FASB addresses AOCI reclassification related to tax reform
FINANCIAL REPORTING INSIGHTS |
The Financial Accounting Standards Board (FASB) met on February 7, 2018 to discuss comment letters received related to the proposed Accounting Standards Update (ASU), Income Statement—Reporting Comprehensive Income (Topic 220): Reclassification of Certain Tax Effects from Accumulated Other Comprehensive Income. The FASB decided to move forward with a final ASU that will allow entities to make a one-time reclassification from accumulated other comprehensive income (AOCI) to retained earnings for the effects of remeasuring deferred tax liabilities and assets originally recorded in other comprehensive income (OCI) as a result of the change in the federal tax rate by the Tax Cut and Jobs Act (TCJA).

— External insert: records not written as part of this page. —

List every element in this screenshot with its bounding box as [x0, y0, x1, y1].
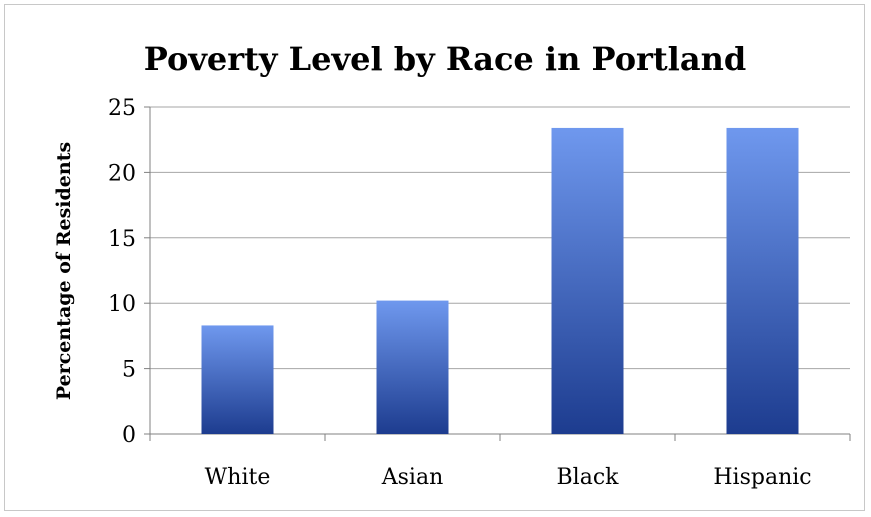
bar-hispanic: [726, 127, 799, 434]
y-tick-label: 20: [108, 161, 136, 186]
bar-white: [201, 325, 274, 434]
y-tick-label: 25: [108, 96, 136, 121]
y-axis-label: Percentage of Residents: [53, 142, 75, 400]
x-tick-label: Black: [557, 465, 620, 490]
y-tick-label: 10: [108, 292, 136, 317]
y-tick-label: 5: [122, 358, 136, 383]
chart-title: Poverty Level by Race in Portland: [144, 40, 746, 78]
x-tick-label: Asian: [381, 465, 444, 490]
bar-black: [551, 127, 624, 434]
x-tick-label: White: [205, 465, 271, 490]
y-tick-label: 0: [122, 423, 136, 448]
bars: [201, 127, 799, 434]
tick-labels: 0 5 10 15 20 25 White Asian Black Hispanic: [108, 96, 812, 490]
y-tick-label: 15: [108, 227, 136, 252]
bar-asian: [376, 300, 449, 434]
x-tick-label: Hispanic: [713, 465, 811, 490]
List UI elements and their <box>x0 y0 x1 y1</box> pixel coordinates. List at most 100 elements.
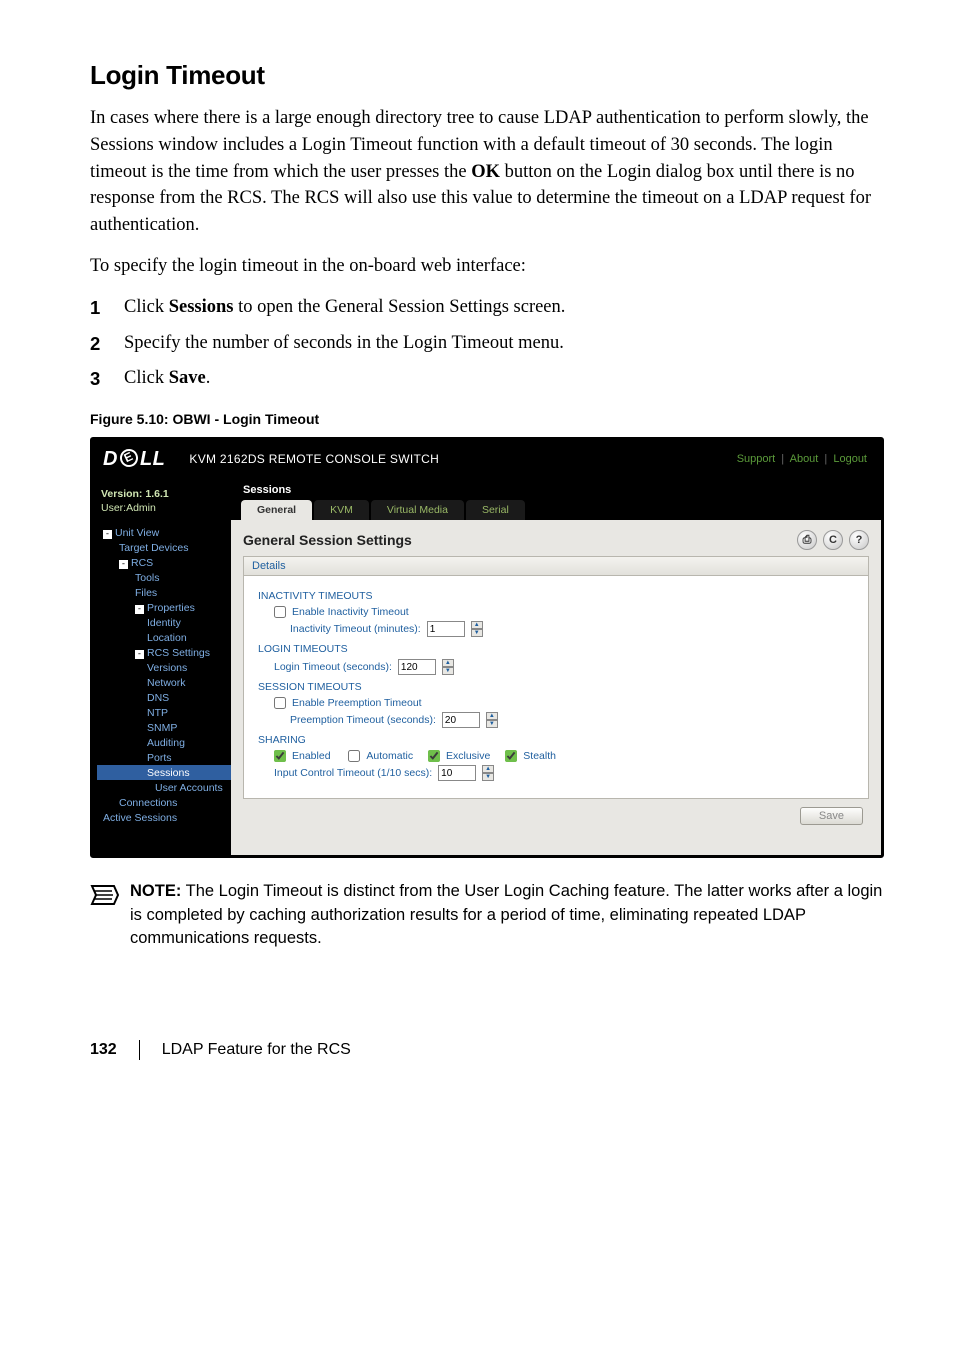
tabs: General KVM Virtual Media Serial <box>241 500 881 520</box>
step-1: 1 Click Sessions to open the General Ses… <box>90 294 884 322</box>
tree-user-accounts[interactable]: User Accounts <box>97 780 231 795</box>
tabs-row: Sessions General KVM Virtual Media Seria… <box>231 478 881 520</box>
login-value-input[interactable] <box>398 659 436 675</box>
step-after: . <box>206 368 211 388</box>
sharing-enabled-checkbox[interactable] <box>274 750 286 762</box>
input-control-value-input[interactable] <box>438 765 476 781</box>
tree-label: RCS Settings <box>147 647 210 659</box>
tree-network[interactable]: Network <box>97 675 231 690</box>
step-text: Click <box>124 368 169 388</box>
save-button[interactable]: Save <box>800 807 863 825</box>
sharing-stealth-checkbox[interactable] <box>505 750 517 762</box>
tree-properties[interactable]: -Properties <box>97 600 231 615</box>
tree-target-devices[interactable]: Target Devices <box>97 540 231 555</box>
tree-label: RCS <box>131 557 153 569</box>
print-icon[interactable]: ⎙ <box>797 530 817 550</box>
tree-ntp[interactable]: NTP <box>97 705 231 720</box>
expander-icon[interactable]: - <box>119 560 128 569</box>
tab-general[interactable]: General <box>241 500 312 520</box>
help-icon[interactable]: ? <box>849 530 869 550</box>
note-block: NOTE: The Login Timeout is distinct from… <box>90 880 884 949</box>
nav-tree: -Unit View Target Devices -RCS Tools Fil… <box>93 525 231 825</box>
titlebar: DELL KVM 2162DS REMOTE CONSOLE SWITCH Su… <box>93 440 881 478</box>
tree-versions[interactable]: Versions <box>97 660 231 675</box>
page-number: 132 <box>90 1041 117 1059</box>
tree-rcs-settings[interactable]: -RCS Settings <box>97 645 231 660</box>
tab-kvm[interactable]: KVM <box>314 500 369 520</box>
expander-icon[interactable]: - <box>103 530 112 539</box>
tree-ports[interactable]: Ports <box>97 750 231 765</box>
spinner-icon[interactable]: ▲▼ <box>486 712 498 728</box>
tree-label: Properties <box>147 602 195 614</box>
para1-bold-ok: OK <box>471 162 500 182</box>
inactivity-enable-checkbox[interactable] <box>274 606 286 618</box>
toolbar-icons: ⎙ C ? <box>797 530 869 550</box>
group-login: LOGIN TIMEOUTS <box>258 643 854 655</box>
tree-tools[interactable]: Tools <box>97 570 231 585</box>
page-footer: 132 LDAP Feature for the RCS <box>90 1040 884 1060</box>
step-bold: Sessions <box>169 297 234 317</box>
steps-list: 1 Click Sessions to open the General Ses… <box>90 294 884 393</box>
sidebar: Version: 1.6.1 User:Admin -Unit View Tar… <box>93 478 231 855</box>
version-box: Version: 1.6.1 User:Admin <box>93 484 231 525</box>
preemption-enable-checkbox[interactable] <box>274 697 286 709</box>
input-control-label: Input Control Timeout (1/10 secs): <box>274 767 432 779</box>
para-specify: To specify the login timeout in the on-b… <box>90 253 884 280</box>
tree-unit-view[interactable]: -Unit View <box>97 525 231 540</box>
sharing-stealth-label: Stealth <box>523 750 556 762</box>
intro-paragraph: In cases where there is a large enough d… <box>90 105 884 239</box>
figure-caption: Figure 5.10: OBWI - Login Timeout <box>90 411 884 427</box>
tab-virtual-media[interactable]: Virtual Media <box>371 500 464 520</box>
tree-rcs[interactable]: -RCS <box>97 555 231 570</box>
sharing-automatic-label: Automatic <box>366 750 413 762</box>
preemption-enable-label: Enable Preemption Timeout <box>292 697 422 709</box>
preemption-field-label: Preemption Timeout (seconds): <box>290 714 436 726</box>
note-bold: NOTE: <box>130 882 181 900</box>
tree-connections[interactable]: Connections <box>97 795 231 810</box>
expander-icon[interactable]: - <box>135 650 144 659</box>
user-label: User:Admin <box>101 502 223 516</box>
sharing-exclusive-checkbox[interactable] <box>428 750 440 762</box>
note-icon <box>90 882 120 908</box>
tree-identity[interactable]: Identity <box>97 615 231 630</box>
link-logout[interactable]: Logout <box>833 453 867 465</box>
note-body: The Login Timeout is distinct from the U… <box>130 882 882 946</box>
section-heading: Login Timeout <box>90 60 884 91</box>
inactivity-enable-label: Enable Inactivity Timeout <box>292 606 409 618</box>
note-text: NOTE: The Login Timeout is distinct from… <box>130 880 884 949</box>
link-support[interactable]: Support <box>737 453 776 465</box>
inactivity-value-input[interactable] <box>427 621 465 637</box>
sharing-automatic-checkbox[interactable] <box>348 750 360 762</box>
tree-auditing[interactable]: Auditing <box>97 735 231 750</box>
link-about[interactable]: About <box>790 453 819 465</box>
group-session: SESSION TIMEOUTS <box>258 681 854 693</box>
spinner-icon[interactable]: ▲▼ <box>442 659 454 675</box>
tree-location[interactable]: Location <box>97 630 231 645</box>
sharing-enabled-label: Enabled <box>292 750 331 762</box>
content-heading: General Session Settings <box>243 532 412 548</box>
expander-icon[interactable]: - <box>135 605 144 614</box>
sharing-exclusive-label: Exclusive <box>446 750 490 762</box>
tree-active-sessions[interactable]: Active Sessions <box>97 810 231 825</box>
step-num: 3 <box>90 365 124 393</box>
step-num: 2 <box>90 330 124 358</box>
spinner-icon[interactable]: ▲▼ <box>471 621 483 637</box>
login-field-label: Login Timeout (seconds): <box>274 661 392 673</box>
screenshot-window: DELL KVM 2162DS REMOTE CONSOLE SWITCH Su… <box>90 437 884 858</box>
tree-sessions[interactable]: Sessions <box>97 765 231 780</box>
step-bold: Save <box>169 368 206 388</box>
content-area: General Session Settings ⎙ C ? Details I… <box>231 520 881 843</box>
product-title: KVM 2162DS REMOTE CONSOLE SWITCH <box>189 452 736 466</box>
preemption-value-input[interactable] <box>442 712 480 728</box>
tab-serial[interactable]: Serial <box>466 500 525 520</box>
version-label: Version: 1.6.1 <box>101 488 223 502</box>
step-3: 3 Click Save. <box>90 365 884 393</box>
main-panel: Sessions General KVM Virtual Media Seria… <box>231 478 881 855</box>
refresh-icon[interactable]: C <box>823 530 843 550</box>
tree-dns[interactable]: DNS <box>97 690 231 705</box>
step-text: Specify the number of seconds in the Log… <box>124 330 564 358</box>
header-links: Support | About | Logout <box>737 453 867 465</box>
tree-snmp[interactable]: SNMP <box>97 720 231 735</box>
tree-files[interactable]: Files <box>97 585 231 600</box>
spinner-icon[interactable]: ▲▼ <box>482 765 494 781</box>
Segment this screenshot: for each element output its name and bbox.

To illustrate why the FASB decided to change its guidance, consider a situation in which an entity has a calendar year end and was in the 35 percent tax bracket prior to the TCJA and is in the 21 percent tax bracket after the TCJA. During 2016, the entity recognized a deferred tax asset of $35 related to an item that was recorded as a debit to OCI of $100. In 2017, the gross amount remained in AOCI, and as a result of the TCJA, the entity reduces the deferred tax asset and recognizes tax expense from continuing operations of $14 (which is the difference between the deferred tax asset before the TCJA of $35 and the deferred tax asset after the TCJA of $21). If the FASB did not change its guidance, the net amount in AOCI related to this item would remain at $65, even though it would be expected to reverse in the future at a net amount of $79 ($100 less the related tax effects at 21 percent), which creates a stranded debit of $14 in AOCI. The FASB’s decision to change its guidance will allow the entity to reclassify $14 between retained earnings and AOCI and eliminate that stranded debit in AOCI.
Several comment letters expressed concern that in certain situations the complexities of calculating the amount that should be reclassified may offset the potential benefit, and therefore, constituents requested the reclassification be optional instead of required. The FASB agreed and modified the proposal to allow for implementation to be optional until they complete a more comprehensive project on backwards tracing. If an entity does not elect to make the reclassification, it would be required to disclose that fact, as well as its accounting policy for reversing stranded tax impacts in AOCI.
The effective date for all entities that elect to make the reclassification is for fiscal years beginning after December 15, 2018, including interim periods within those years. Early adoption will be permitted in financial statements for fiscal years or interim periods that have not been issued or made available for issuance. While the FASB voted to move forward with the final ASU, the changes to its guidance will not be part of U.S. generally accepted accounting principles until the final ASU has been issued. Therefore, entities that file or issue financial statements prior to the release of the final ASU will not be allowed to make the reclassification until the subsequent period when the final ASU is issued. Upon adoption, an entity can elect to apply the guidance either: (a) at the beginning of the period of adoption or (b) retroactively to the TCJA enactment date. Certain transition disclosures will be required.